Nightingale was born into a well off and well-connected family with landed estates in Derbyshire and Hampshire and a fortune originally derived from banking. She was named after the city of her birth, which her parents were visiting as part of their European ‘grand tour’.
She was educated at home, but only broadly, and chafed against the lack of opportunities – apart from marriage – for young women of her social class. On a visit to a community of Protestant deaconesses at Kaiserswerth, Germany, Nightingale felt a calling towards the care of the sick. She was impressed with the deaconesses’ devotion, though not with their standards of hygiene and nursing. The course of her life was set.
In 1853 Nightingale became the superintendent to the Establishment for Gentlewomen during Illness in Upper Harley Street, London. This was an unpaid post, with her father supplying her with an allowance. Her efficiency and drive impressed many, and she showed bravery and resourcefulness in assisting during the cholera outbreak in Soho in 1854.
On a trip to Italy undertaken to overcome a depressive episode, Nightingale met and befriended Sidney Herbert (1810–61). By the outbreak of the Crimean War in 1854 Herbert was Secretary of State for War, a connection which led to Nightingale being commissioned to take 38 nurses – 14 professionals and 24 from religious sisterhoods – to the military hospital at Scutari, in Turkey. Most of the nursing orderlies she managed there were, however, male.
At Scutari, by rapidly implementing improvements in discipline, food provision and sanitation standards, Nightingale secured a fall in the hospital mortality rate from 42% in February 1855, to 2% four months later. The Times called her a ‘ministering angel’, and its reports of her nightly ward rounds spawned the nickname ‘The Lady with the Lamp’. A variant of this appeared in an 1857 poem by Longfellow, which further lauded her as ‘A noble type of good/Heroic womanhood’.
Nightingale’s wider achievement was in raising the status and standard of nursing as a profession – previously, anyone could call themselves a nurse. Admirers, including many contacts from her early life, subscribed £50,000 to allow the foundation of the Nightingale School and Home for Nurses, which was established at St Thomas’s Hospital, London in 1860. In the same year she published Notes on Nursing, in which she observed simply that the purpose of nursing ‘is to put the patient in the best condition for nature to act upon him.’
Nightingale wrote much else – on subjects as varied as public health, religion and the enhancement of rights of women. Her collected works, published over recent years, run to 16 volumes. Her influence, especially in promoting hygiene, extended worldwide. Her later achievements included dramatic improvements in the mortality rate among soldiers in India, and the establishment of an army medical school at Chatham.
Nightingale’s reform drives were all informed by the recording and analysis of statistics – ‘the most important science in the whole world’, she believed. In this she was a pioneer, and also in her use of data visualisation: she was an early and enthusiastic user of pie charts. She was a member of the Royal Statistical Society and the London Epidemiological Society. In this she seems startlingly modern. Less so was her failure to support vaccination against smallpox, and she did not accept the germ theory of disease until quite late in life.

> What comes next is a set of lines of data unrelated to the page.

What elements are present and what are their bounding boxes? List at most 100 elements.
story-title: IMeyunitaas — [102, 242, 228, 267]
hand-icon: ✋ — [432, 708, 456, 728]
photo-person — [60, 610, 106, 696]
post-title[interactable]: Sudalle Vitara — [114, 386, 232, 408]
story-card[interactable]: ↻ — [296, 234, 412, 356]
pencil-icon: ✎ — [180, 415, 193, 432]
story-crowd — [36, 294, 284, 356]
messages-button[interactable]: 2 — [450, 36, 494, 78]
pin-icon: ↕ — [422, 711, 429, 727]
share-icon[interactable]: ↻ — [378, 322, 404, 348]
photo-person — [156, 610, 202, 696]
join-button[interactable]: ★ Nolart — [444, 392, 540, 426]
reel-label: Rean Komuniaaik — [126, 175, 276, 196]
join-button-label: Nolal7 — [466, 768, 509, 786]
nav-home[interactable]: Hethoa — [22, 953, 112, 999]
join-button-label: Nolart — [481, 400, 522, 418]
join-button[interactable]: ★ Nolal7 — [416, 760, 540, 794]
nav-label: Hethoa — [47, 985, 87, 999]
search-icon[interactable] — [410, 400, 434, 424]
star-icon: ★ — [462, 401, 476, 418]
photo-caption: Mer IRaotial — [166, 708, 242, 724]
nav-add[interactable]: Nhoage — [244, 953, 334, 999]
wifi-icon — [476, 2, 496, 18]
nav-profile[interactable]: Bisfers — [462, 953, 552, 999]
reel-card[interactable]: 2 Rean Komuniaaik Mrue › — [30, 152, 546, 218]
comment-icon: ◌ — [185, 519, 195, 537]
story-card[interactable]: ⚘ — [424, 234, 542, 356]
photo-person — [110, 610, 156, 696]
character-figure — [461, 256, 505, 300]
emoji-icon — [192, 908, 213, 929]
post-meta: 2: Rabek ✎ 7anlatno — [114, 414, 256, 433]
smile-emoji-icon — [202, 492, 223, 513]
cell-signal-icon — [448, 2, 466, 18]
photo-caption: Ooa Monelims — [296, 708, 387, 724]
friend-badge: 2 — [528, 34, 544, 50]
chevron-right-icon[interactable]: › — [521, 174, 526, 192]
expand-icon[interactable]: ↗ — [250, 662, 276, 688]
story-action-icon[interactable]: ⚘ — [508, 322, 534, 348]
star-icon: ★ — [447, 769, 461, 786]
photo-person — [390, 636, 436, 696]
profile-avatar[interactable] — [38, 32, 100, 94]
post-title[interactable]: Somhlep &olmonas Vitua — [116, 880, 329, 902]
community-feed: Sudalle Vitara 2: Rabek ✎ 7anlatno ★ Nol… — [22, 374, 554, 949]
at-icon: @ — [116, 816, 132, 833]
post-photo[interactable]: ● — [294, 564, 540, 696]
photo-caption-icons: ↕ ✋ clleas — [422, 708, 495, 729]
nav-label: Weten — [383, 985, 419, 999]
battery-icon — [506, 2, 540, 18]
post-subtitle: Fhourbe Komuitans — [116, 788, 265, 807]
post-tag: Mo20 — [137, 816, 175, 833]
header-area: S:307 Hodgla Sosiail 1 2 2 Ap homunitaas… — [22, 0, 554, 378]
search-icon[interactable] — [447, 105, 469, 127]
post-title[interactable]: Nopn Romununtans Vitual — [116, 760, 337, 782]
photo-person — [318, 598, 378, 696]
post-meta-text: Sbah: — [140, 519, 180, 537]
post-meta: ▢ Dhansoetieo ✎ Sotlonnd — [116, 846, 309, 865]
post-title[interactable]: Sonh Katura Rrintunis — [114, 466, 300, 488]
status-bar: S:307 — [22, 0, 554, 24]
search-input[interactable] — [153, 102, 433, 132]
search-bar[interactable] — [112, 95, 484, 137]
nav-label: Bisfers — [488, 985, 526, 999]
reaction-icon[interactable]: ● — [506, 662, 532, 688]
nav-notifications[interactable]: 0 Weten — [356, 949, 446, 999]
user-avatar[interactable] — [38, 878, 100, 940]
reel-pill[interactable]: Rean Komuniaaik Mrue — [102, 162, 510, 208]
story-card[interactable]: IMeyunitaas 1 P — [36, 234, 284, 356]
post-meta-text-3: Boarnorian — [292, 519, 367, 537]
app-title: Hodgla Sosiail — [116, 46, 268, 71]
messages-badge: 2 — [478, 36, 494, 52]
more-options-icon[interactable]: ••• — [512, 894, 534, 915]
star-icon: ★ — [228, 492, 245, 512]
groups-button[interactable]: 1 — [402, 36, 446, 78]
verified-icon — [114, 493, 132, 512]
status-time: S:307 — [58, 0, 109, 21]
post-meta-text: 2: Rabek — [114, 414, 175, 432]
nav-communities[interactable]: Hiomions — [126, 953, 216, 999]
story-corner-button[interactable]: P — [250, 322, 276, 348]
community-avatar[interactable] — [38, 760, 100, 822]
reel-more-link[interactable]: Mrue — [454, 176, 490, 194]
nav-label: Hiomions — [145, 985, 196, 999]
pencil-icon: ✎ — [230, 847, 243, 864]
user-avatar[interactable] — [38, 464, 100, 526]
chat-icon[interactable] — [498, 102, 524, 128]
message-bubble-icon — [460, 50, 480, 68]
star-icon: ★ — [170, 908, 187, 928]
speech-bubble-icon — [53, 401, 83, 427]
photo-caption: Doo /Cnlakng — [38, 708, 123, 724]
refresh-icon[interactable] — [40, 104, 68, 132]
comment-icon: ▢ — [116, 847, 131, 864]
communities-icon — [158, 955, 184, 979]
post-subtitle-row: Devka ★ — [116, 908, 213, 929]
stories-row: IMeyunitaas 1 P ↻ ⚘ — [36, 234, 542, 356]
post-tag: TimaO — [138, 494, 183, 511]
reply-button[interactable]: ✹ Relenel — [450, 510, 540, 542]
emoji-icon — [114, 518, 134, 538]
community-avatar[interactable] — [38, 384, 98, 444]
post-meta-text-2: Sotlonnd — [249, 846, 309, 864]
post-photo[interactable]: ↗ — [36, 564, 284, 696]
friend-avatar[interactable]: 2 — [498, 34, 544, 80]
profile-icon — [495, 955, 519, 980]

Florence Nightingale spent much of the last two decades of her life as a housebound invalid, suffering from what may have been brucellosis. In 1907 she became the first woman admitted to the Order of Merit. She died at her home in South Street, Mayfair, at the age of 90. The site of the house is marked with a blue plaque.
Her first, very thorough, biography came out in 1913, and many more followed. Lytton Strachey’s chapter in Eminent Victorians (1918) was early to point out that her success rested on an iron will, and that it produced casualties – including, he believed, the early death of Sidney Herbert through overwork. But as a woman of that time, she had no other means of exercising influence than by putting pressure on the men who held power.
Florence Nightingale remains a prominent historical figure whose inner life continues to intrigue. She hated being painted or photographed, and yet her image, in her trademark nursing cap, has adorned stamps and banknotes. Her reach remains wide: as well as hospitals and hospital wards, a Dutch aircraft, a US Navy ship and an asteroid have been named after her.